À ces trois principaux flux qui assurent une connexion des bassins de production aux zones de consommation de la région, se greffent deux autres flux :
- Ainsi il se dessine des flux purement sahéliens portant en grande partie sur le mil, le sorgho et le maïs, qui impliquent quatre pays : le Nord du Nigeria, le Niger, le Burkina Faso et le Mali. Les flux partant du Nigeria vers le Niger sont quasi structurels. Ils connaissent certaines années des inversions, marquées par des incursions des opérateurs nigérians sur les marchés nigériens pour acheter du mil ou du sorgho, au cours des années de mauvaise récolte au Nord Nigeria. À ces flux s’ajoutent ceux connectant les marchés du Mali à ceux du Burkina Faso d’une part et du Burkina Faso au Niger d’autre part. Ces transactions qui visent souvent à alimenter le renouvellement des stocks des divers offices publics peuvent représenter des volumes importants certaines années.
- Enfin dans la partie méridionale prédominent des flux de contrebande du riz importé du marché international. Pudiquement baptisées flux de réexportation, ces transactions qui se fondent sur les disparités de niveau de protection des marchés nationaux, portent sur des volumes conséquents. Depuis la seconde moitié des années 2000, le volume des réexportations de riz du Bénin vers le Nigeria portent sur plus de 500 000 tonnes par an. À cela il faut ajouter quelques 100 à 150 000 tonnes que le Niger convoie chaque année de façon informelle vers le Nigeria. Ces flux pourraient, dans un proche avenir, se prolonger jusqu’au Tchad. En effet ce pays se crée des ouvertures à l’Ouest avec la construction d‘une route en direction du Niger, en réaction aux nombreuses tracasseries rencontrées au Cameroun.
En dépit des progrès réalisés ces dernières années, tant au niveau institutionnel et réglementaire, qu’en matière d’organisation des acteurs, les transactions de céréales sont encore loin de bénéficier de l’intégration du marché des produits agricoles. Il subsiste de nombreuses entraves au commerce intra-régional. Ces entraves (interdiction conjoncturelle d’exportation des céréales, multiplication des points de contrôle routier) renchérissent les coûts de transactions. Il est par exemple plus facile pour un opérateur économique sénégalais d’importer du maïs de l’Argentine que du Nigeria.
Les tendances lourdes du marché céréalier régional. Trois phénomènes majeurs impriment une nouvelle tendance lourde au marché céréalier régional. Ils sont susceptibles à terme de contribuer de façon significative à l’amélioration de sa performance : diminution de la fluctuation des prix, réduction des coûts de transaction, meilleure circulation dans l’espace communautaire régional des céréales et produits céréaliers domestiques.
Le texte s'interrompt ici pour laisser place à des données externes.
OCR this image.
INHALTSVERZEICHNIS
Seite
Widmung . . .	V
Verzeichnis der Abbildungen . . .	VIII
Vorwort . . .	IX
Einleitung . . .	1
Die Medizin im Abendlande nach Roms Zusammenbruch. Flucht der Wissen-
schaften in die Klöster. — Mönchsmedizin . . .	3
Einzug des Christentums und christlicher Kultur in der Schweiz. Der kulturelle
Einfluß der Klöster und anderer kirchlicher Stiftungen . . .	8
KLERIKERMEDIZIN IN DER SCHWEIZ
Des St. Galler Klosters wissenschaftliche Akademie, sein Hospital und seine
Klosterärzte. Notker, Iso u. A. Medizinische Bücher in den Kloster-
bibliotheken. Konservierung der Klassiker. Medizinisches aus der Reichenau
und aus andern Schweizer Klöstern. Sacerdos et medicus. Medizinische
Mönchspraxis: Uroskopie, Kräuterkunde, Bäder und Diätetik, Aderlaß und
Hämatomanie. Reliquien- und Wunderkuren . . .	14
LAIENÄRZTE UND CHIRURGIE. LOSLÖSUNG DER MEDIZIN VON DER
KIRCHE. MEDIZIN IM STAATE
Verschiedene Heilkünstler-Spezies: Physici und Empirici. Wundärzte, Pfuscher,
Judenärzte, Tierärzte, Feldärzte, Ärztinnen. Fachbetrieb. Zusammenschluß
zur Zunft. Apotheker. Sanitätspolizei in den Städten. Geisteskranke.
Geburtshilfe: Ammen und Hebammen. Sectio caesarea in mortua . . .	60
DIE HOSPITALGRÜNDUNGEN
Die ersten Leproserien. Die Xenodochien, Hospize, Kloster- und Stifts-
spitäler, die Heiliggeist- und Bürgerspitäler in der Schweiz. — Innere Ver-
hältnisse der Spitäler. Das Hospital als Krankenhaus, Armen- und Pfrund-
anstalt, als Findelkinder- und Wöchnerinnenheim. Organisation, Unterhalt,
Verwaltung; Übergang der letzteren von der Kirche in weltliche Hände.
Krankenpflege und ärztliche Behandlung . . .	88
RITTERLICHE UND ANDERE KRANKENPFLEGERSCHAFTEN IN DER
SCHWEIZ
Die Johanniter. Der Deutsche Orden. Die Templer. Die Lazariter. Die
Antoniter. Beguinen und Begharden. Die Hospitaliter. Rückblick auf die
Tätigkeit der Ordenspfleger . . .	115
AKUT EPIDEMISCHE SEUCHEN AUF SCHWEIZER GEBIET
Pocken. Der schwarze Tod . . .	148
Des progrès dans la transformation. Le premier phénomène porte sur l’apparition de nouvelles chaines de valeur, principalement autour des filières riz et maïs. On distingue aujourd’hui plusieurs segments de demande du riz et surtout du maïs, résultant des progrès réalisés sur le front de la transformation et de la normalisation des produits. La multiplication des petites et moyennes unités de transformation contribue à améliorer le fonctionnement du marché, marqué par un recul des produits tout venant. Dans maints pays de la région, cette tendance contribue à modifier les habitudes alimentaires des populations jadis tournées vers les céréales d’origine étrangère. Au Mali et en Guinée par exemple, le riz local est de plus en plus prisé par les consommateurs. Cette situation contribue à révolutionner le mode de distribution de cette céréale dans des emballages adaptés au besoin des clients.
Apparitions de nouveaux acteurs. Le second phénomène concerne les changements du cadre institutionnel, notamment au point de vue de l’organisation des acteurs. Si les commerçants traditionnels demeurent les principaux vecteurs des transactions des céréales, on voit apparaitre de nouveaux réseaux sous l’impulsion des organisations régionales et des ONG. En effet si les importations de riz restent l’apanage d’une poignée d’opérateurs par pays, les transactions des produits locaux sont de plus en plus assurées par de nouveaux acteurs : les coopératives de producteurs à travers les opérations de warrantage et de vente groupée. La crise alimentaire de 2008 et les projets mis en oeuvre dans plusieurs pays pour juguler ses effets, notamment les « Food Facility » de l’Union européenne, ont contribué à renforcer la présence de cette catégorie d’acteurs sur le marché céréalier. Il est cependant difficile de prédire la pérennité de cette tendance soutenue par des projets.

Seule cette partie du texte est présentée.